Can I do a t-test to test significance? I need a statistical test to determine if one group of ten classrooms with different numbers of students in each class has a class average on a test.  Group two has 12 classrooms also with different numbers of students in each class and has a class average.  
 A: If you have the raw data, you should not perform $t$-tests (either one- or two-sample) in the normal way.  That is because the data will not be independent--the students who come from the same class will be more similar to each other than to students from other classes.  Due to this non-independence, you won't have quite as much information as your $N$ implies.  Most likely, you would want to fit a multilevel / mixed-effects model with students as 'level 1' units and classes as 'level 2' units.  This amounts to including a random intercept for each class.  You can pursue this strategy whether you are doing a one-sample or two sample test.  

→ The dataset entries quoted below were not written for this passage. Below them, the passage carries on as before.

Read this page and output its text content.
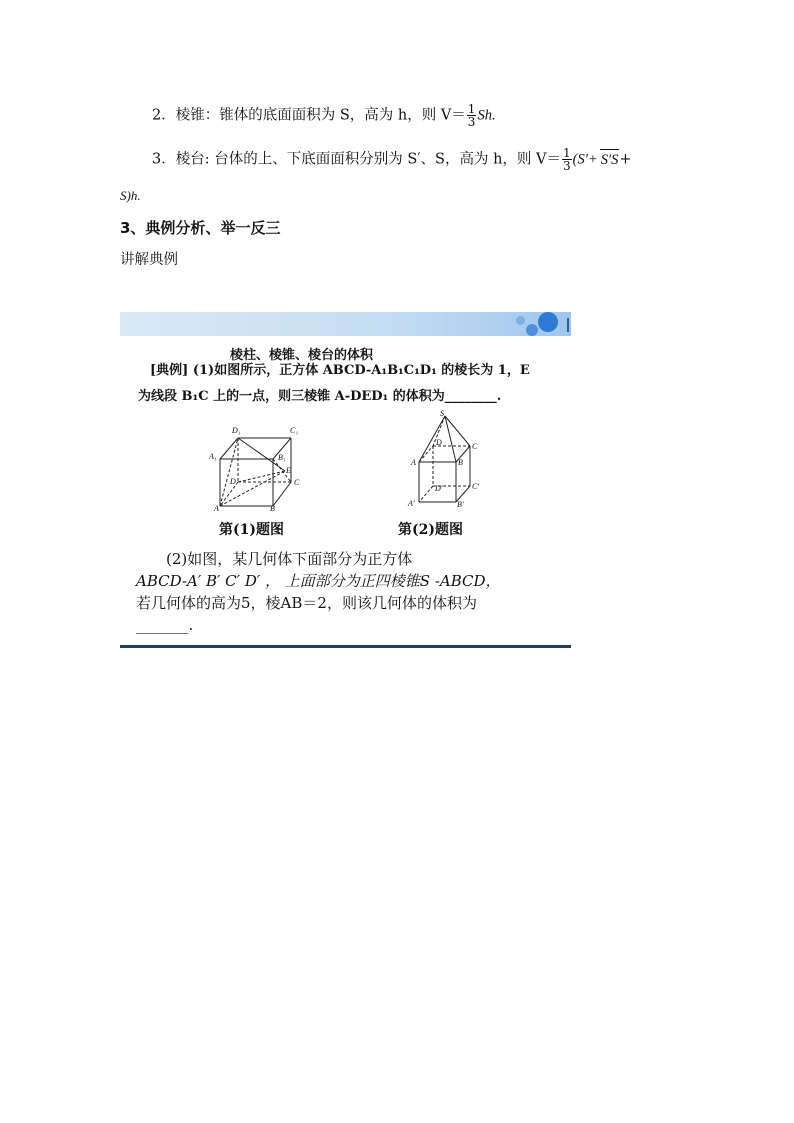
2．棱锥：锥体的底面面积为 S，高为 h，则 $V= \frac{1}{3} Sh$.
3．棱台: 台体的上、下底面面积分别为 S′、S，高为 h，则 $V= \frac{1}{3} (S'+ S'S+$
S)h.
3、典例分析、举一反三
讲解典例
棱柱、棱锥、棱台的体积
[典例] (1)如图所示，正方体 ABCD-A₁B₁C₁D₁ 的棱长为 1，E
为线段 B₁C 上的一点，则三棱锥 A-DED₁ 的体积为________.
D₁	C₁
A₁	B₁
E
D	C
A	B
S
D	C
A	B
D′	C′
A′	B′
第(1)题图	第(2)题图
(2)如图，某几何体下面部分为正方体
ABCD-A′ B′ C′ D′ ， 上面部分为正四棱锥S -ABCD，
若几何体的高为5，棱AB＝2，则该几何体的体积为
_______.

On the other hand, if you only have the class averages from different classes with differing numbers of students in each, and you know what the $n_j$'s are, you may want to do a weighted $t$-test.  This will be more efficient than an unweighted version.  The rationale is that the averages from the classes with more students are more precise than the averages from smaller classes, thus they should get more weight in the calculation.  
A: As I understand it, you want to compare group 1 with group 2, based on data consisting of 10 class averages in group 1 and 12 class averages in group 2. You can do this reasonably well, as long as the class sizes don't differ too much from one another. It's OK because the $t$ test is fairly robust to minor departures from its underlying assumptions (independence, normality, equal variances). If the classes are wildly different in size, though, then the normality and equal-variance assumptions go awry, because you wind up with mixtures of distributions with different variances.
A: Yes if your data do not violate distributional assumptions (most importantly, equal variance).